Tempos difíceis me alcançaram em que somavam-se muitos conflitos e tristezas ao meu redor. Comecei a trabalhar como auxiliar de secretaria em minha escola para me afastar de tormentos familiares e outros. E eu não tinha ninguém em que confiasse totalmente. No entanto, jamais ousei importunar meu amigo, suportava tudo sem nunca chamar-lhe ao meu encontro. Apenas meu pensamento o chamava.

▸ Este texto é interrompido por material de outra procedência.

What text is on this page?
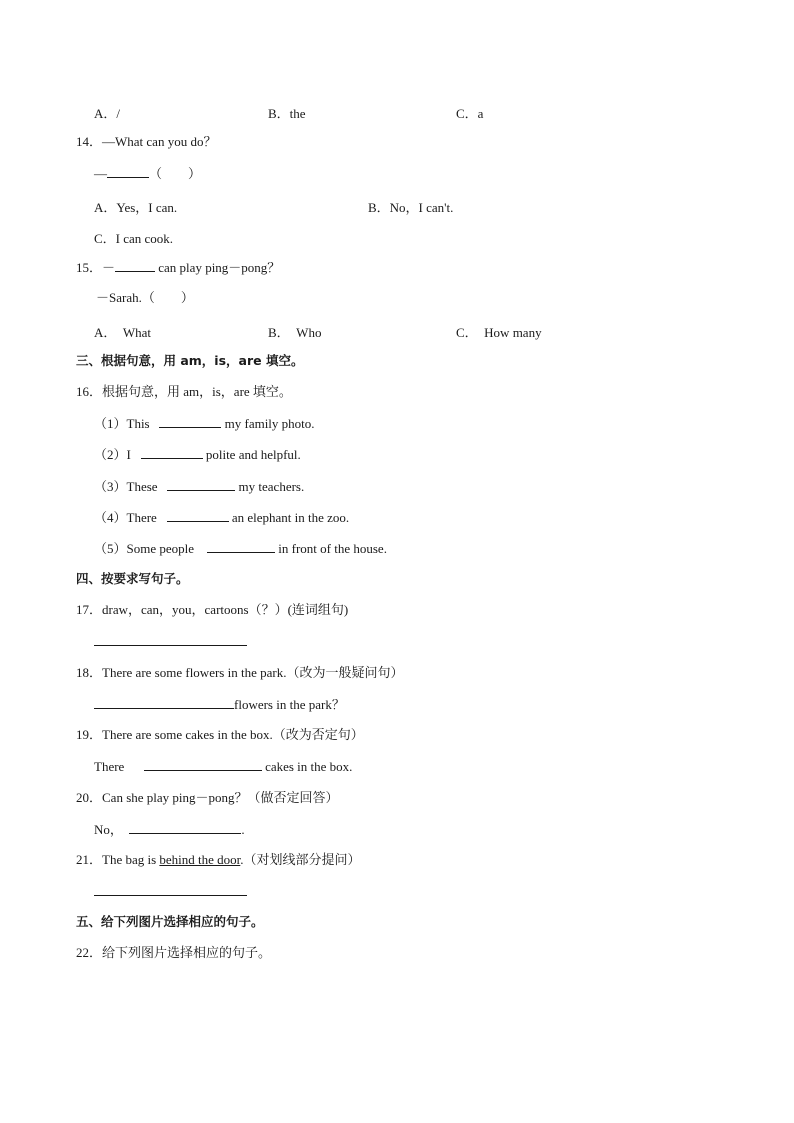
A．/	B．the	C．a
14．—What can you do？
—	（　　）
A．Yes，I can.	B．No，I can't.
C．I can cook.
15．－	can play ping－pong？
－Sarah.（　　）
A．　What	B．　Who	C．　How many
三、根据句意，用 am，is，are 填空。
16．根据句意，用 am，is，are 填空。
（1）This	my family photo.
（2）I	polite and helpful.
（3）These	my teachers.
（4）There	an elephant in the zoo.
（5）Some people	in front of the house.
四、按要求写句子。
17．draw，can，you，cartoons（？）(连词组句)
18．There are some flowers in the park.（改为一般疑问句）
flowers in the park？
19．There are some cakes in the box.（改为否定句）
There	cakes in the box.
20．Can she play ping－pong？（做否定回答）
No，	.
21．The bag is behind the door.（对划线部分提问）
五、给下列图片选择相应的句子。
22．给下列图片选择相应的句子。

Um dia, no auge do meu desespero, em que pensamentos fatais me dirigiam os passos por uma estrada, pensei muito fortemente em tê-lo por perto. Mas era impossível. Absolutamente impossível. Segui em passos lentos e desesperançados, quando de repente um carro buzina, uma, duas, três vezes. De súbito achei aquilo estranho, fiquei com medo pensando ser até algum admirador indesejável de quem fugia. Mas ao erguer os olhos de soslaio, vi: era ele. Ele estava ali diante dos meus olhos perguntando-me se eu estava bem. Como ele podia estar ali. Era um milagre!

Depois disso, passei mais de três anos sem vê-lo. Viajei e ao retornar, soube que ele presidiria a missa na cidade. Fui até lá, assisti toda a celebração e uma frase de outro padre, quando discursava sobre meu amigo chamou-me a atenção. Ela dizia mais ou menos o seguinte: " A ele, pela sua escolha de servir a Deus, foi dada a veste branca, a qual nunca lhe será arrancada."

Ao final fui dar-lhe um abraço. Quanta alegria senti ao revê-lo. Quanta alegria li em seu sorriso e em seu olhar ao também me rever. Perguntou-me como eu estava, quais eram as novidades. E depois de contar-lhe sobre meus estudos, disse-lhe que iria me casar no final daquele ano. Ele,como no passado, ficou serio, abaixou a cabeça, mas dessa vez não disse nada. Percebi que procurava as palavras, mas não a encontrava. Olhava-me e novamente abaixava a cabeça, mexia em alguns papeis, para dar tempo as ideias, mas elas não vieram. Talvez me achasse jovem demais para casar. Talvez.

E essa foi a última vez que o vi, pois realmente casei e fui embora para outro Estado. Nunca mais... Nunca mais... Quanto tempo!!

No entanto, esteja ele onde estiver sempre estará também guardado em meu coração como o meu primeiro, mais especial e querido amigo.

Que Deus o abençoe e guarde sempre!!